EDIT :- read the Blog post, checked Google Earth - looks perfect for wide uptake of cycling ...


----------



## wayward bob (Jan 6, 2012)

btw will be approaching every girl on a yellow bike from now on "are you mrs ddraig? " cue> 

you may want to get it resprayed for her own protection


----------



## ddraig (Jan 6, 2012)

gentlegreen said:


> Fairly flat then, Cardiff ?
> 
> EDIT :- read the Blog post, checked Google Earth - looks perfect for wide uptake of cycling ...

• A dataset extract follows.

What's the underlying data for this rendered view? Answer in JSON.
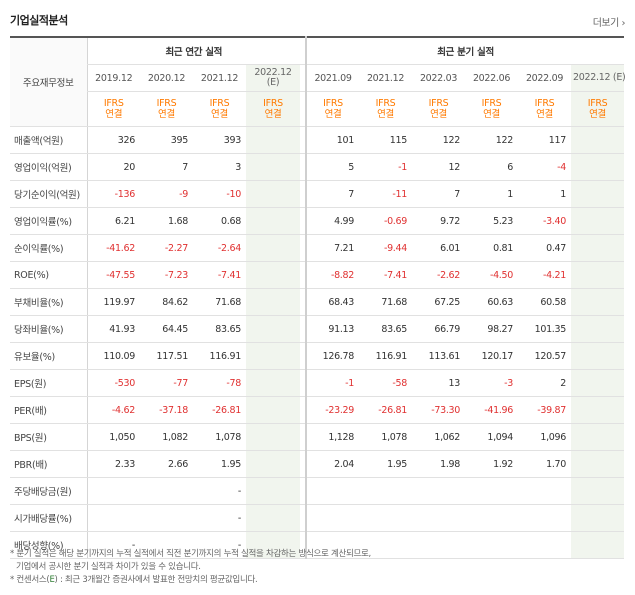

yeah, odd incline here and there but town mainly flat


----------



## ddraig (Jan 6, 2012)

wayward bob said:


> btw will be approaching every girl on a yellow bike from now on "are you mrs ddraig? " cue>
> 
> you may want to get it resprayed for her own protection


----------



## weepiper (Jan 6, 2012)

killer b said:


> they are shaft drive too - presumably it cuts down on vandalisable parts. what issues do they have weeps?

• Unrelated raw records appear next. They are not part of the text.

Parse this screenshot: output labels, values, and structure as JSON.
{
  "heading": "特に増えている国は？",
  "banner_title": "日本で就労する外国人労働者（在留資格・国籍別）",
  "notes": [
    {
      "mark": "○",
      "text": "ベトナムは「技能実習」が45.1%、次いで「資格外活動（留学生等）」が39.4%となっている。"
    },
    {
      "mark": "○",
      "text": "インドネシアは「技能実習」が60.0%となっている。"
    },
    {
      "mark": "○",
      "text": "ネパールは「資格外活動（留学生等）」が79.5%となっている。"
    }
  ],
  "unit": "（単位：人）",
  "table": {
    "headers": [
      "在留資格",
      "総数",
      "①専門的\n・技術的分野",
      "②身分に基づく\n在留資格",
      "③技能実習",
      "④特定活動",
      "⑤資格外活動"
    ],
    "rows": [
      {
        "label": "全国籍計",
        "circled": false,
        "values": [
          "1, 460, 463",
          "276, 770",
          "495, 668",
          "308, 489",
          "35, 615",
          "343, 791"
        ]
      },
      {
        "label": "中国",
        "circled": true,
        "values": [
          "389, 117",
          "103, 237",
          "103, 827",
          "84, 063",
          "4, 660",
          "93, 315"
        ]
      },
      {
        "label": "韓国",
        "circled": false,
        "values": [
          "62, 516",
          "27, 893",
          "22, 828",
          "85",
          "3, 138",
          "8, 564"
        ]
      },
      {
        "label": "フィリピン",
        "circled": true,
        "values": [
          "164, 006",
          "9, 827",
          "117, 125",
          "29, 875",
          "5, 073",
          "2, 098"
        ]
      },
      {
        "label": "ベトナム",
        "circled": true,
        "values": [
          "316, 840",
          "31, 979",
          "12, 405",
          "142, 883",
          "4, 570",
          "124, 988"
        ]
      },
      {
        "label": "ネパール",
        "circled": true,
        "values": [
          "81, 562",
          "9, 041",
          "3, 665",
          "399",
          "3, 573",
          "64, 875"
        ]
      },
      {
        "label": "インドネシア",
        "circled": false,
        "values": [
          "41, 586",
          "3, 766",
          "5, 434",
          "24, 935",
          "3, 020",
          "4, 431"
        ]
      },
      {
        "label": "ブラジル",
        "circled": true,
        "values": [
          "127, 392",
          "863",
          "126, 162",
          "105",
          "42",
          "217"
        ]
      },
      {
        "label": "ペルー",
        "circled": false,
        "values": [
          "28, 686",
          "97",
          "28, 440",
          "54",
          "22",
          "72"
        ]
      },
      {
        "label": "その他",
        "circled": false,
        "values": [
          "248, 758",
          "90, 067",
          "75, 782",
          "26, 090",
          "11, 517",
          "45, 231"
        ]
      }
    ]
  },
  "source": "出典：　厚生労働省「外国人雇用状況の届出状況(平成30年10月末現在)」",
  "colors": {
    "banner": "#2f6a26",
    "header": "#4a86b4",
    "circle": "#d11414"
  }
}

I don't know, I've never laid hands on one. Be interested to have a look


----------



## Geri (Jan 6, 2012)

Do any of those schemes ever work?


----------



## gentlegreen (Jan 6, 2012)

I would be paranoid that something would go wrong and I would end up being charged for extra time - or it would get nicked - or I would be accused of damaging it ...


----------



## topaz (Jan 8, 2012)

i went down there with a friend on the 28th at 10am and joined a que of about 10 people to get one.  after standing there for an hour someone got through to somebody on the phone and we were told that they'd not picked up all the bikes and to come back the following day.  so the following day we got there earlier, 2nd to arrive... and same thing happened again, nobody showed up... so we got through to someone on the phone and they told us to leave names and addresses of the people that showed up and that we'd definately get bikes.

it's now the 8th jan and i've not heard from them and neither has my mate.


----------